USO AGRÍCOLA DA ESCÓRIA DE SIDERURGIA NO BRASIL
Estudos na cultura da cana-de-açúcar



RENATO DE MELLO PRADO
UNESP Câmpus Jaboticabal

FRANCISCO MAXIMINO FERNANDES
UNESP Câmpus Ilha Solteira

WILLIAM NATALE
UNESP Câmpus Jaboticabal



APRESENTAÇÃO

   A civilização moderna, nos últimos anos, tem aumentado a exigência de produtos derivados do ferro e do aço, impulsionando o crescimento do setor siderúrgico nacional e, conseqüentemente, a geração de resíduos industrial denominado de escória de siderurgia. Atualmente, o consumo per capita de aço é relativamente baixo no Brasil, e, com o fortalecimento da economia, a sua produção pode crescer ainda mais e com maior geração de resíduos.

   Neste contexo, a reciclagem de resíduos pode contribuir para solucionar problemas das indústrias que primam para a excelência da produção com qualidade. Por outro lado, tem-se o setor de produção primária no Brasil, a agricultura, com grande área cultivada em solos ácidos e com baixa fertilidade, sendo estes fatores reconhecidamente determinantes para produção vegetal, sob condições tropicais. Assim, tem-se um cenário de dois setores primários de produção, embora distintos, que apresentam potencial de interação, pois, de um lado, existe a disponibilidade de um produto com propriedades semelhantes aos corretivos e fertilizantes tradicionais e, do outro, um setor de produção altamente dependente destes produtos. E com a interação destes setores, tem-se ainda a preservação do meio ambiente, imprimindo, assim, certa sustentabilidade nos sistemas de produção da civilização pós-moderna, que será desafio deste novo século.
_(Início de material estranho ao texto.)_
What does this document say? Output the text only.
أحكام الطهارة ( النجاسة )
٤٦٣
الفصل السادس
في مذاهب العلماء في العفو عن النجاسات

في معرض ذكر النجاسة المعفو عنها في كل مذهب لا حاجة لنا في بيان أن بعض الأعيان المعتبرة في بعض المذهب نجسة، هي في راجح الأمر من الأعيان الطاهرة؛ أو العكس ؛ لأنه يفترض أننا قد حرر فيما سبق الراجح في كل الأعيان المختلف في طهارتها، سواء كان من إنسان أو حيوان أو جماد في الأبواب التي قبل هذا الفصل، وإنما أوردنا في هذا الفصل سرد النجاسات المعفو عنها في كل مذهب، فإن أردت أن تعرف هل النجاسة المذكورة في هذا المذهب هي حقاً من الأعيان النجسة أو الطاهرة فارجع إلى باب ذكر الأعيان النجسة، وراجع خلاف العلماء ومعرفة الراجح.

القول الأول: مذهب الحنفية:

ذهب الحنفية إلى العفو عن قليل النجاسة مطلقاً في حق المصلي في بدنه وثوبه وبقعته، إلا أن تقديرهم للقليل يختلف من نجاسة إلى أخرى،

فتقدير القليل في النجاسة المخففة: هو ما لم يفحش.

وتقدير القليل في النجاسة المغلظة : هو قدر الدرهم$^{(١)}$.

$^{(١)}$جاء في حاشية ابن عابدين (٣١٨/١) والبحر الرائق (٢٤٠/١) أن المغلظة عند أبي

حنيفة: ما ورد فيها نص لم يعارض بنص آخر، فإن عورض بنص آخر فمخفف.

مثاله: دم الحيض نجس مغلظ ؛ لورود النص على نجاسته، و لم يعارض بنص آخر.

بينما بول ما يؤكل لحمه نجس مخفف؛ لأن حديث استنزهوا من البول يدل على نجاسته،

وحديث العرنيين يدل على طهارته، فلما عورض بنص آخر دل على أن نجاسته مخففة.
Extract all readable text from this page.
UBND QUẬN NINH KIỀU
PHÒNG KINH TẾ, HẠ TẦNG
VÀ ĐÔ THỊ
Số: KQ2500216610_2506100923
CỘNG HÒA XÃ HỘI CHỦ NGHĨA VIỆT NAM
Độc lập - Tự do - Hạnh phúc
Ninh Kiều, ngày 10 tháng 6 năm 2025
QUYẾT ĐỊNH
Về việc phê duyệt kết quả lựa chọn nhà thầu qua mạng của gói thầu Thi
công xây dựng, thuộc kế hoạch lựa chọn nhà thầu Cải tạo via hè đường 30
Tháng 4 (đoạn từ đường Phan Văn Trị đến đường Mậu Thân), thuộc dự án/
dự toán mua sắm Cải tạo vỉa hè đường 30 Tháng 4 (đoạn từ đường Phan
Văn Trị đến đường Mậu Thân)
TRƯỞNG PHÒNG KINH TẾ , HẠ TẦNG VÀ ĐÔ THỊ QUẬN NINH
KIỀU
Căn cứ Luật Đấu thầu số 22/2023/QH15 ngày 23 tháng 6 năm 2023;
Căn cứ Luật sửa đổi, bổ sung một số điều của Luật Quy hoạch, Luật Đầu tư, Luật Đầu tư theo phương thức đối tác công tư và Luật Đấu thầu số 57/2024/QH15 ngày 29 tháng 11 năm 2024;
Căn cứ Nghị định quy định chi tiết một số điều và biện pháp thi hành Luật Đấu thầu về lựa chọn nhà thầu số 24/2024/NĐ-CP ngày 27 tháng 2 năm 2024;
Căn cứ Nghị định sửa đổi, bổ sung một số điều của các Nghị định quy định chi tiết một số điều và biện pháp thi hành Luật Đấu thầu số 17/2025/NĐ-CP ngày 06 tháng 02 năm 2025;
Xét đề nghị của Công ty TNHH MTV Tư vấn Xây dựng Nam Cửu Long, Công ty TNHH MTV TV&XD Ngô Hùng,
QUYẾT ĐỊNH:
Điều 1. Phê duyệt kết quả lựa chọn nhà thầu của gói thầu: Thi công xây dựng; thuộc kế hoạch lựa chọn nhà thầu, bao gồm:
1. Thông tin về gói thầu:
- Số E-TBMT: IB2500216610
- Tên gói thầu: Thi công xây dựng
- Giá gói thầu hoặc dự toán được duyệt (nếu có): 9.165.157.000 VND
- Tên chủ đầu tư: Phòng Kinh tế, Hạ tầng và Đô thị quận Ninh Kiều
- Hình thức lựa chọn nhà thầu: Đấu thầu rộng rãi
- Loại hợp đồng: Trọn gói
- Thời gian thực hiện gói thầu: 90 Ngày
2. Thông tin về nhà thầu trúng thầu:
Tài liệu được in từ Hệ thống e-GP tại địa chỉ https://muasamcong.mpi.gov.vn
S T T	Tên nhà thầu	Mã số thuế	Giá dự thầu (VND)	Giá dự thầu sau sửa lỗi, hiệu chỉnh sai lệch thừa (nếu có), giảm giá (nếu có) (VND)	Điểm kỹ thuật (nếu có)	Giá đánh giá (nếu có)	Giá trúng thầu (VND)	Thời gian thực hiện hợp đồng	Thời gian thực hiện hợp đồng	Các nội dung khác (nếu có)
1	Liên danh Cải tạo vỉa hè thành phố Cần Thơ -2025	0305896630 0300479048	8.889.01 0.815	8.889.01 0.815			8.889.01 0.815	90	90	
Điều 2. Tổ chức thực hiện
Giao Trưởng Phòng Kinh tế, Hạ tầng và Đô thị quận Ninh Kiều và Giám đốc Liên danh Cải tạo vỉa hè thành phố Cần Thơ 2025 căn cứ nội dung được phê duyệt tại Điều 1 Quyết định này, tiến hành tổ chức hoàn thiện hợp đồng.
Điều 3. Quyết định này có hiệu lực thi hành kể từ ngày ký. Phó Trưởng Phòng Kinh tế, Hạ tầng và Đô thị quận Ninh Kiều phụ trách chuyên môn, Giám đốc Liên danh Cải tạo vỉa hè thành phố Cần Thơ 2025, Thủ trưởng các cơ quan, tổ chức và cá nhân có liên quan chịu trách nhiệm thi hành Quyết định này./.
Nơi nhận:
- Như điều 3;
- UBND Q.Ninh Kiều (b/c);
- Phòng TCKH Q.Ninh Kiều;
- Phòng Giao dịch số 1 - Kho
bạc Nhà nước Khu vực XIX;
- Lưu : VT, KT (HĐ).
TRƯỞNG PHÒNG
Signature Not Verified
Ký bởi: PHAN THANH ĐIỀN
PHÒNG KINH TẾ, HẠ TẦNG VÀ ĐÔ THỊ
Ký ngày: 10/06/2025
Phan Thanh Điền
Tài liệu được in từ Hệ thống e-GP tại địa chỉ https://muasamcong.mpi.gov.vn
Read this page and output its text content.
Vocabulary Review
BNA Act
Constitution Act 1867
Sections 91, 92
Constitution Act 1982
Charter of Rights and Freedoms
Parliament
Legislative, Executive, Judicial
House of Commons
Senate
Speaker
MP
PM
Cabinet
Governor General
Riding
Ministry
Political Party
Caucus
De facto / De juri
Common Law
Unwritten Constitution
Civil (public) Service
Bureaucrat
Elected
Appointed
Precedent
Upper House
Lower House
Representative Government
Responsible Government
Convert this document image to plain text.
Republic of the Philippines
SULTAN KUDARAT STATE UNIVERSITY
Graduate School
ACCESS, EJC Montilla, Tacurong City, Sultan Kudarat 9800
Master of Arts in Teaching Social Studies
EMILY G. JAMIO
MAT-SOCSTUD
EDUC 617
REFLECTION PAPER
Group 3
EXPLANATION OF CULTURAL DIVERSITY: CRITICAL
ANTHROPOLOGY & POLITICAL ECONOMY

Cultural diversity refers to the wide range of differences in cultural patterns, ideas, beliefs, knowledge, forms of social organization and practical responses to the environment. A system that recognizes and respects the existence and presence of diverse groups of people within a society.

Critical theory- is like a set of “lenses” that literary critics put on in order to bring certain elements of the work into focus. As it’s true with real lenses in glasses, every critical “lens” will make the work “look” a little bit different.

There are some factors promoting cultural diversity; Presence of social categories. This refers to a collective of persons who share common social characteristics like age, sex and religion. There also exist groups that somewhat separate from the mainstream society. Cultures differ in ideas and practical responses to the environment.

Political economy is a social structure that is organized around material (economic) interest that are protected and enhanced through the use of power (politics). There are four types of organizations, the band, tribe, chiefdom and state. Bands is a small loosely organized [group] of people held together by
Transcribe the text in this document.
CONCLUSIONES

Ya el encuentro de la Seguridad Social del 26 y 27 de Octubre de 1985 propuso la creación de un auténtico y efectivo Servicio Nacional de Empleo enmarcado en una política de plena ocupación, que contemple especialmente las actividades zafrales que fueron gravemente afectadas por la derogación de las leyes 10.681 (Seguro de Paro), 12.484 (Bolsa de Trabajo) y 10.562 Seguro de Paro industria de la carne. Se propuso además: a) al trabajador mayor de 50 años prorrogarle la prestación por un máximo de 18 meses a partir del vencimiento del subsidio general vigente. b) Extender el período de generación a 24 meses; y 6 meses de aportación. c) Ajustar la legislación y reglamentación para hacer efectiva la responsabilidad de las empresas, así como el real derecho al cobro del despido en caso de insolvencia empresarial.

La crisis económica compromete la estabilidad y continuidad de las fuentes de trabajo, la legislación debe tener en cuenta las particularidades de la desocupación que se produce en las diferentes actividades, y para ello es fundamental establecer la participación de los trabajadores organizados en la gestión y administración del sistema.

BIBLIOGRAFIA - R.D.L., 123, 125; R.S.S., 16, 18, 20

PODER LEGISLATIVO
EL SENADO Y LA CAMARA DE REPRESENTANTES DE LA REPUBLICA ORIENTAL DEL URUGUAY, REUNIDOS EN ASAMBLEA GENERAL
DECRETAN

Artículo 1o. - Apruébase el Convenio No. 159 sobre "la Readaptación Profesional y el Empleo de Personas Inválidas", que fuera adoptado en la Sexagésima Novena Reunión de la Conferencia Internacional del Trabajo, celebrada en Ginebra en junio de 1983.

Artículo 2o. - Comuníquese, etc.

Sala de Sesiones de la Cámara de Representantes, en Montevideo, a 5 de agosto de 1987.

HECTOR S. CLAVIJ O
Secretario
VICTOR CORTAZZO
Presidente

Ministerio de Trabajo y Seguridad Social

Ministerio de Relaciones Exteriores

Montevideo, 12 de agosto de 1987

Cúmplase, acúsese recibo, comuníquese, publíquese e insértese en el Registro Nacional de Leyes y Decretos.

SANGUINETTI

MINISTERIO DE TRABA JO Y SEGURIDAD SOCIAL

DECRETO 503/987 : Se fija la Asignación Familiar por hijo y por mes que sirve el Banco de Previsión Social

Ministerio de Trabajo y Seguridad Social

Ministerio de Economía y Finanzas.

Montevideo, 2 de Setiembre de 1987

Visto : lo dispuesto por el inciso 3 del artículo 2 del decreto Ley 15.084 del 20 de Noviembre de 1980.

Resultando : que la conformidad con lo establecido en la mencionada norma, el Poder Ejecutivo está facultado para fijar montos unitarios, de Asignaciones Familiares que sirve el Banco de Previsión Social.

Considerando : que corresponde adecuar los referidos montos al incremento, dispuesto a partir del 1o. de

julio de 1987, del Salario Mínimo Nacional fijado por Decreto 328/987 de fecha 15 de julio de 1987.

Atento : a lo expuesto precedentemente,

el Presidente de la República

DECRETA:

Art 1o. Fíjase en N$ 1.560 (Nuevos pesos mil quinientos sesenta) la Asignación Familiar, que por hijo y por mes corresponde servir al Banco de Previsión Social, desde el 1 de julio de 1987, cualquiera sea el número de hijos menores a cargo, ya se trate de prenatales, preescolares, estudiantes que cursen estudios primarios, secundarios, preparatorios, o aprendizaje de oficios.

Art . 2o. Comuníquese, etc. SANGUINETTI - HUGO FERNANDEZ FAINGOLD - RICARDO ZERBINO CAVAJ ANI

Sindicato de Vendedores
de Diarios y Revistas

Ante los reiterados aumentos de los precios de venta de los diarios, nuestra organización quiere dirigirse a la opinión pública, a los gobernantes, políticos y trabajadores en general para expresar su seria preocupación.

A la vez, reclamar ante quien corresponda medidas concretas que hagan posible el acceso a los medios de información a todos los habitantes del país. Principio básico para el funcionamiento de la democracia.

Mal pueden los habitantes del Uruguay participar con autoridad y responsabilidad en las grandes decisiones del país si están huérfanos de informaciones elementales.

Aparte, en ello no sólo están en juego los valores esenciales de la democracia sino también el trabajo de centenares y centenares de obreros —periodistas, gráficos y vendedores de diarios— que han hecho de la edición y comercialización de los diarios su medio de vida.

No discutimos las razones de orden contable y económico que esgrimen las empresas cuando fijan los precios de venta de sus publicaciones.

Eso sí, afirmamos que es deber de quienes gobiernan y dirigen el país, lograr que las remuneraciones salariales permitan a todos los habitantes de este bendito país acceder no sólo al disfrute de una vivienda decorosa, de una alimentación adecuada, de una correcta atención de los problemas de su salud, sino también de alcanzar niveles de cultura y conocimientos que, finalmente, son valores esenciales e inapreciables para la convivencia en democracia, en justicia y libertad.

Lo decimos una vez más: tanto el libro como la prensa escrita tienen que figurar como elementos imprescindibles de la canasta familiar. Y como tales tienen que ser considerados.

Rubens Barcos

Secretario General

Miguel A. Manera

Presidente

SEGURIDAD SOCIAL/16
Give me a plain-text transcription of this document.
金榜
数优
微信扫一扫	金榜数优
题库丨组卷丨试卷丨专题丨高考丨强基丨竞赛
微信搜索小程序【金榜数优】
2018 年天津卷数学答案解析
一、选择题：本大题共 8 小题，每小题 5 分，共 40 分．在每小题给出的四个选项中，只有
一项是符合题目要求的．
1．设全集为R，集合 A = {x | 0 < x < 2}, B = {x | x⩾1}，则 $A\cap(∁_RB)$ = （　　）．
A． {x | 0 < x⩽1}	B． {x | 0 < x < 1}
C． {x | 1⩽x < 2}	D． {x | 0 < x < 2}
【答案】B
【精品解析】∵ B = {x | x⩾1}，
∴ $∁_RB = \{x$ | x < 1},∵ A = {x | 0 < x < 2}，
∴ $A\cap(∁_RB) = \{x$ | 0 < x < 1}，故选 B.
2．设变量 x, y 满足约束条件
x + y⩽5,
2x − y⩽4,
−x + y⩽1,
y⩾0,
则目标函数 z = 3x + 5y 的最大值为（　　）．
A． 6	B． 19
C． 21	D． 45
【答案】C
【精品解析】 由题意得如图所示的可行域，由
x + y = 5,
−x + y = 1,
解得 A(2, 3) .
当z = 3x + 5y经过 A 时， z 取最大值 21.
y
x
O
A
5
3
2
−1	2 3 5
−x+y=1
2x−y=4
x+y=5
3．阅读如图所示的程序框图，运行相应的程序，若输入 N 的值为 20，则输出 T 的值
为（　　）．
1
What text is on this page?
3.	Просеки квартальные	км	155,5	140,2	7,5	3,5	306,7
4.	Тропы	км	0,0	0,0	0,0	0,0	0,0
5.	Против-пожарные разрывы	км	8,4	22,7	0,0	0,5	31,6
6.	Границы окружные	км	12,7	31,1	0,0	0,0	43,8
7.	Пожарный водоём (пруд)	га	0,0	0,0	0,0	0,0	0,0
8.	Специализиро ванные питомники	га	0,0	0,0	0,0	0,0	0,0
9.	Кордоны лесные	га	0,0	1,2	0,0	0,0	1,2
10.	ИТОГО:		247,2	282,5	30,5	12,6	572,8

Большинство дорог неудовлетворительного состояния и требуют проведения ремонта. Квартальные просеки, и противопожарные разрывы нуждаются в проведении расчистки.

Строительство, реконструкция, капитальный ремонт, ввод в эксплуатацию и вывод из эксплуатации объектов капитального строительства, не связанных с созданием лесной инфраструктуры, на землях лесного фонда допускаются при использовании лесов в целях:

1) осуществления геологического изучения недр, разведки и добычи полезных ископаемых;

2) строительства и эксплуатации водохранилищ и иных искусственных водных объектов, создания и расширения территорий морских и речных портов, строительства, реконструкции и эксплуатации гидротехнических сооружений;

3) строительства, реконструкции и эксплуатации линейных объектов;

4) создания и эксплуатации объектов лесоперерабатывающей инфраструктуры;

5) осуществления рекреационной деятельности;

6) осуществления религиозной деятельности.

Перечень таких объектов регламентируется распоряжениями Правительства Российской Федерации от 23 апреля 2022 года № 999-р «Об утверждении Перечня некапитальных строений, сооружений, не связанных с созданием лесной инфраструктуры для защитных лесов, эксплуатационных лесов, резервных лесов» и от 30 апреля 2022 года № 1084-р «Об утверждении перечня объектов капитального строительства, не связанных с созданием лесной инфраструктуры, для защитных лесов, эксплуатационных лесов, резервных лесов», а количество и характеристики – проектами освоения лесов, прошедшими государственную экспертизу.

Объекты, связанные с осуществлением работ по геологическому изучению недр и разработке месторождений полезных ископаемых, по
   O quadro atual do uso agrícola da escória de siderurgia é muito restrito no Brasil, diferentemente de alguns países como Japão, China e EUA, onde o volume de pesquisas agrícolas é considerável.

   No Brasil, as poucas pesquisas conduzidas com escória de siderurgia foram em laboratórios e em casa de vegetação, restringindo-se a culturas anuais. As escórias têm, na composição química, silicatos complexos de reação lenta no solo, com efeito residual relativamente longo e, assim, as culturas semiperenes e as perenes poderão ser as mais beneficiadas, a exemplo da cultura da cana-de-açúcar no Estado de São Paulo. Portanto, existe grande potencial para o uso agrícola da escória de siderurgia no Brasil, direcionando as culturas de ciclo longo. Entretanto, existe um grande potencial para uso agrícola da escória de siderurgia no Brasil, direcionando as culturas de ciclo longo. Entretanto, para impulsionar o uso da escória de siderurgia nestas culturas, é fundamental o amparo da pesquisa em experimentos de campo, uma vez que praticamente inexistem trabalhos nestas condições no Brasil, suficientes para sustentar uma recomendação.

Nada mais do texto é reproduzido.